Corrían los finales de los cincuenta cuando te conocí, Alberto. Sabio y bueno como eres, la feligresía de Santa Teresita se galvanizaba con tu palabra iluminada a favor de los desposeídos. Pequeño, sosegado y vivaz, inmune a las veleidades terrenales, lúcido y creador, cincelado en el metal más noble y obstinado, así te guardo.
En Ecuador se alzaba la figura magra y austera de un caudillo ilustrado que recordaba la de nuestro Padre Señor Don Quijote, descarnado, autoritario, violento, pero que era la encarnación del vacío. Y el poder aborrece el vacío. Nuestra amistad devino hermandad y con qué hondura la disfrutamos. Años más tarde milité en un movimiento de izquierda, dejé de verte con la frecuencia a la que me había acostumbrado. No pasó mucho tiempo, el muro de Berlín y la Unión Soviética se convirtieron en cenizas. Sin embargo, los seudorrevolucionarios: resentidos, fracasados, sahumeriantes de oficio, siguieron practicando turismo y beneficiándose de becas, homenajes, corruptelas y medallones en los países donde proclamaban un novelero socialismo siglo XXI.

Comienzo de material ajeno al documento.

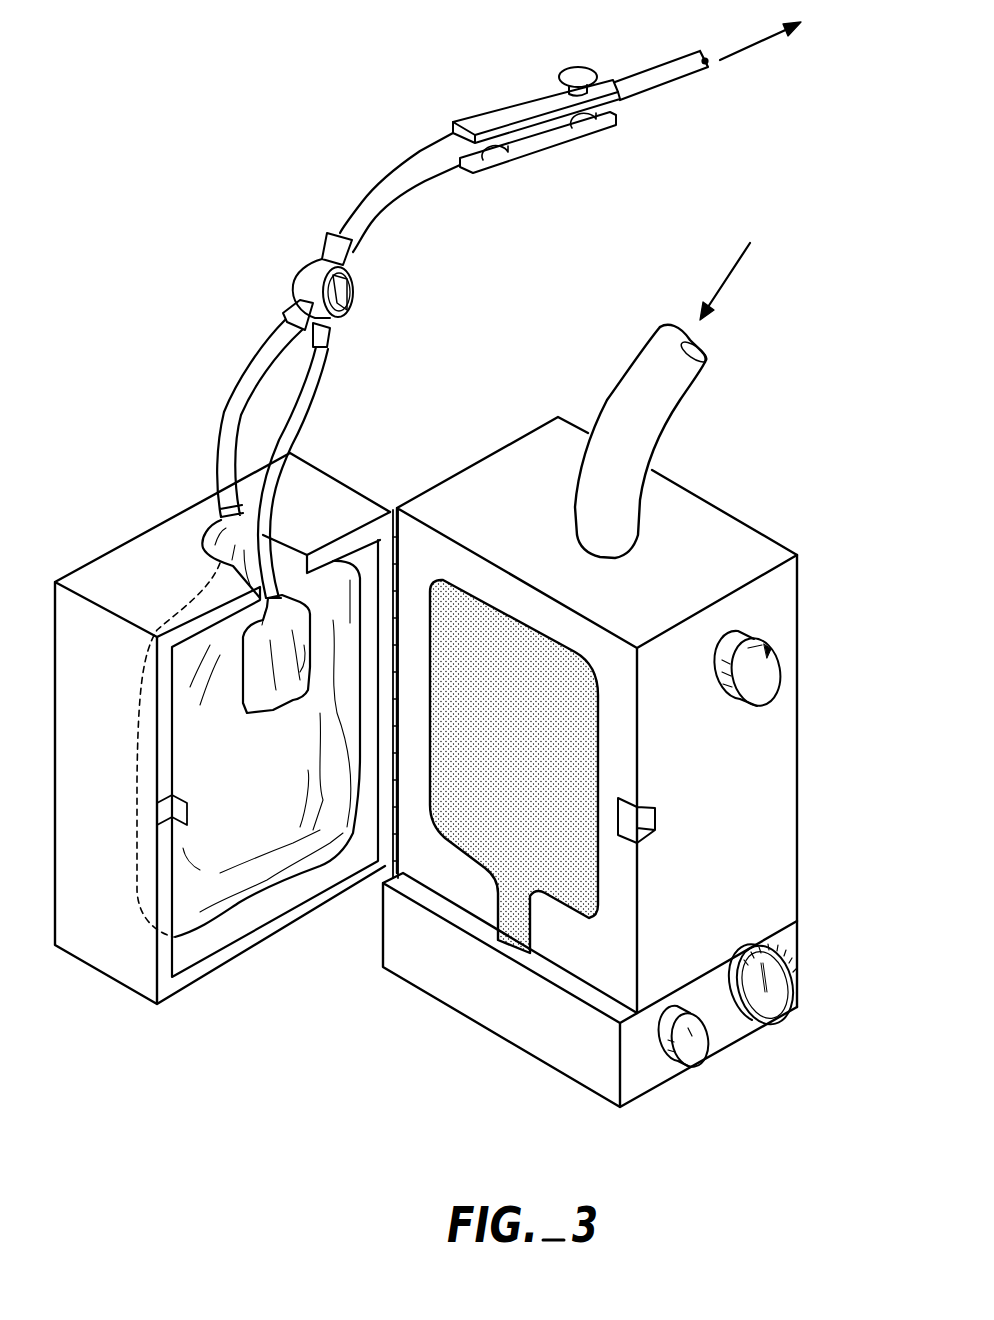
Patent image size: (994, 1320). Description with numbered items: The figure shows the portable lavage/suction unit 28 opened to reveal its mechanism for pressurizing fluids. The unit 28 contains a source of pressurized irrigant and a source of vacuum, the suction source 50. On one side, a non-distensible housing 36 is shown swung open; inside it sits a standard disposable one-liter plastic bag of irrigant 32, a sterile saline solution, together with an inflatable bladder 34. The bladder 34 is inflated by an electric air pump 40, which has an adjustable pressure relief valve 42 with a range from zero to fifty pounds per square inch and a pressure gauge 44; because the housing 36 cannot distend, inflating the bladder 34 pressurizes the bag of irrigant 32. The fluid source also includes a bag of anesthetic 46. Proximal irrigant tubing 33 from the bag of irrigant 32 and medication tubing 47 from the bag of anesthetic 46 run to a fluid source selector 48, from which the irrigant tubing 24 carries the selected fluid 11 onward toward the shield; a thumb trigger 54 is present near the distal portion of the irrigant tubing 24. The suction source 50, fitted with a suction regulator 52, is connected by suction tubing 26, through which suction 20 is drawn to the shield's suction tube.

The fluid 11 is at (747, 43).
The suction 20 is at (730, 270).
The irrigant tubing 24 is at (375, 190).
The suction tubing 26 is at (625, 375).
The lavage/suction unit 28 is at (760, 518).
The bag of irrigant 32 is at (213, 880).
The proximal irrigant tubing 33 is at (218, 430).
The inflatable bladder 34 is at (480, 842).
The non-distensible housing 36 is at (122, 562).
The air pump 40 is at (800, 947).
The pressure relief valve 42 is at (707, 1043).
The pressure gauge 44 is at (790, 988).
The bag of anesthetic 46 is at (270, 683).
The medication tubing 47 is at (290, 420).
The fluid source selector 48 is at (300, 272).
The suction source 50 is at (787, 597).
The suction regulator 52 is at (783, 680).
The thumb trigger 54 is at (487, 112).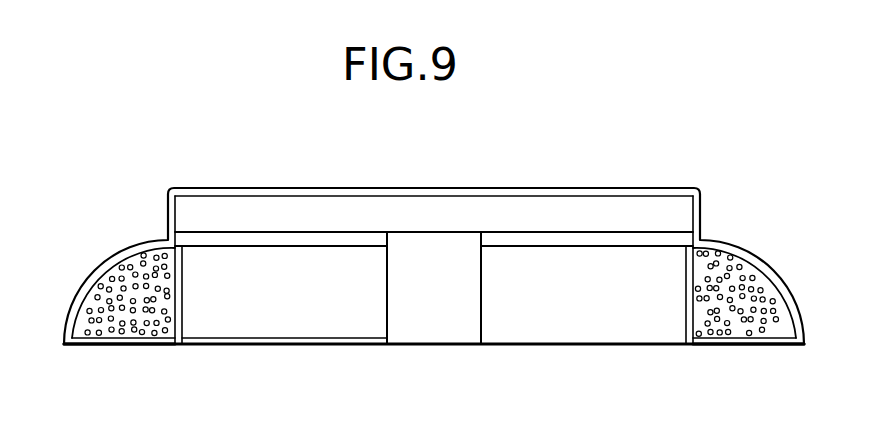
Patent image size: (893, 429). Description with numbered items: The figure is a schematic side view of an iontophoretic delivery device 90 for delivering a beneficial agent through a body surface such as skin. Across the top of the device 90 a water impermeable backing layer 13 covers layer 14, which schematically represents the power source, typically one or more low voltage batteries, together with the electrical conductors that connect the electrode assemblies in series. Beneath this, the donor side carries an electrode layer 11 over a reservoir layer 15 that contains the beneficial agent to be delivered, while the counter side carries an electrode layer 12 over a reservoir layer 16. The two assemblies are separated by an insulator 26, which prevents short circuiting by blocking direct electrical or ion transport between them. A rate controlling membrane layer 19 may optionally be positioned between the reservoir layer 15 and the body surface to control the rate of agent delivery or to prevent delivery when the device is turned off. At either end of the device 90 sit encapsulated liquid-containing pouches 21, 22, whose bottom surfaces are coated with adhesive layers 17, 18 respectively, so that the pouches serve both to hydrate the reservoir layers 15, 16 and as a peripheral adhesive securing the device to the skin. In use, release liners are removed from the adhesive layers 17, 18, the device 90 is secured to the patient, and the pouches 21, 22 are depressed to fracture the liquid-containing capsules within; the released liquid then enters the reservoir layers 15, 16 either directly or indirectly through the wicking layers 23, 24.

¿Qué es la historia, Alberto? ¿Creación perpetua, una presunción, la crónica estampida contra lo impensado, un tiovivo para peleles? Caminar prodigando tu humanidad a manos llenas, no solo consolando a los pobres, sino sembrando, bregando, construyendo con ellos, signan tu proverbial existencia (siento y hablo en presente).

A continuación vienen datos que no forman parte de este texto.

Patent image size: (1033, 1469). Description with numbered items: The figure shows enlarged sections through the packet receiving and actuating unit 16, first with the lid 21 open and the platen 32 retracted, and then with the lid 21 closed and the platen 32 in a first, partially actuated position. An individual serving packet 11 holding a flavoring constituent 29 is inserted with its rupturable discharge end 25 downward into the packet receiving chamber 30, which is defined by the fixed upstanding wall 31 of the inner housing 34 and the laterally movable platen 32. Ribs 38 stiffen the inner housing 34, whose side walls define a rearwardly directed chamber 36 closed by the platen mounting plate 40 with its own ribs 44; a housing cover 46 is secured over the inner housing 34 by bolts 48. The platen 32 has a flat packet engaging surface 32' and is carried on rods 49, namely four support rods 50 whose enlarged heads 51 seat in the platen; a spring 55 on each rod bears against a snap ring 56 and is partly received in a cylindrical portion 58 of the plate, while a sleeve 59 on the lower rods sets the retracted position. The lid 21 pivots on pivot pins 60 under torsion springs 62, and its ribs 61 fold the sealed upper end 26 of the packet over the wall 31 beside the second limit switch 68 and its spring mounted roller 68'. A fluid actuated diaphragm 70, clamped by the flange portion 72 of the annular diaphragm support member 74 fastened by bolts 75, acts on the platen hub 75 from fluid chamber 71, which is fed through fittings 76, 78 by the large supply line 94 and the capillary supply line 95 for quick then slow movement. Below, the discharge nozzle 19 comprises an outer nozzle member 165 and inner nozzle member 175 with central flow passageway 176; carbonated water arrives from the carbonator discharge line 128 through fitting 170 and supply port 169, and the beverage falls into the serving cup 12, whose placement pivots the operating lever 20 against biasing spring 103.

Nuestro reencuentro fue para siempre. A la primera de bastos, te confesé que nunca he sentido que perteneciera a ningún sistema. Cánones, dogmas, ortodoxias: las fuerzas contras las cuales he combatido. Tú solo sonreíste con esa intensa luz interior que brota como un aura de tu ser.La amistad, Alberto, es trabajo arduo y magnífico. ¿Qué tiene el poder que no sean deberes? ¿Por qué la mayoría de poderosos se deifican y corrompen?
Bajo tu égida he procurado ser mejor. No sé cómo lo conseguiste, pero me acercaste a Dios, Alberto.

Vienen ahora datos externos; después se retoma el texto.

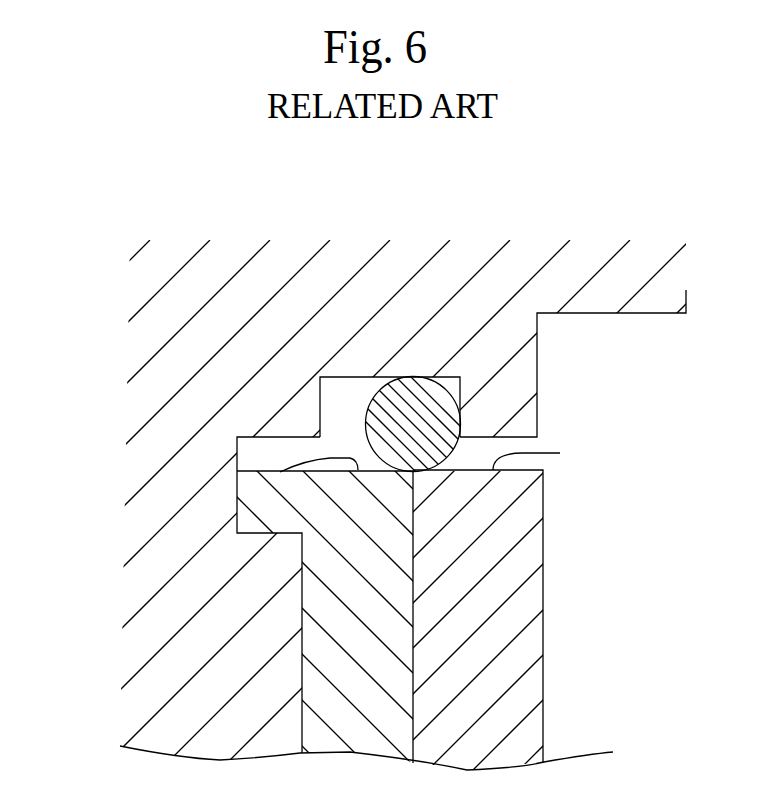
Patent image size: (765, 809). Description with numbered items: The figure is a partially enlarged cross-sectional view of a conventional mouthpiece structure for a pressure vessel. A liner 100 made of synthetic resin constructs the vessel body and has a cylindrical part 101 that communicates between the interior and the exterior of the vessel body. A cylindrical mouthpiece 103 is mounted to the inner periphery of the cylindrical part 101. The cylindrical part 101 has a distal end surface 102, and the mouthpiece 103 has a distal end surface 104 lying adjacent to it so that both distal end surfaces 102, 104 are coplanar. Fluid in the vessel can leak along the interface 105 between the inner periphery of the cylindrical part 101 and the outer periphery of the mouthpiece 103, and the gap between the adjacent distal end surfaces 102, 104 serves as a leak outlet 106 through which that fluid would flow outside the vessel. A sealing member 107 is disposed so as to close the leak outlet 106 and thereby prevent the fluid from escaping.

The liner 100 is at (578, 712).
The cylindrical part 101 is at (517, 625).
The distal end surface 102 is at (560, 453).
The mouthpiece 103 is at (345, 600).
The distal end surface 104 is at (282, 468).
The interface 105 is at (415, 552).
The leak outlet 106 is at (417, 460).
The sealing member 107 is at (389, 424).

Mi dogmatismo fue derrumbándose libro a libro, suceso tras suceso. Claro, recordando a Alain, tú sabes que pertenecemos “a la eterna izquierda, la que nunca ejercerá el poder que por esencia se inclina al abuso”. (Aún hay que recurrir a estas palabras que se han tornado humo). Tu hermandad, Alberto, es de lo poco grande que me afirma. Nadie como tú ha escrito con tanta magnanimidad sobre mis modestos libros.
Decidiste recluirte. Mi miedo me ha impedido ir a abrazarte: ¿me habrás perdonado por no haber elevado mi voz reclamando a la política canalla que te condecoró a sabiendas de tu ausencia? Dicen que te has “apagado”. Imposible, Alberto, yo te conozco, siempre seguirás combatiendo junto a los olvidados de la tierra, porque esa es tu liberación y tu resplandeciente cautiverio.
Pero sobre todo, estoy seguro, volveremos a brindar por todo lo que hemos perdido y encontrado: la libertad, las cadenas, la alegría, y ese cariño oculto que nos arrastra a buscarnos a través de toda la tierra.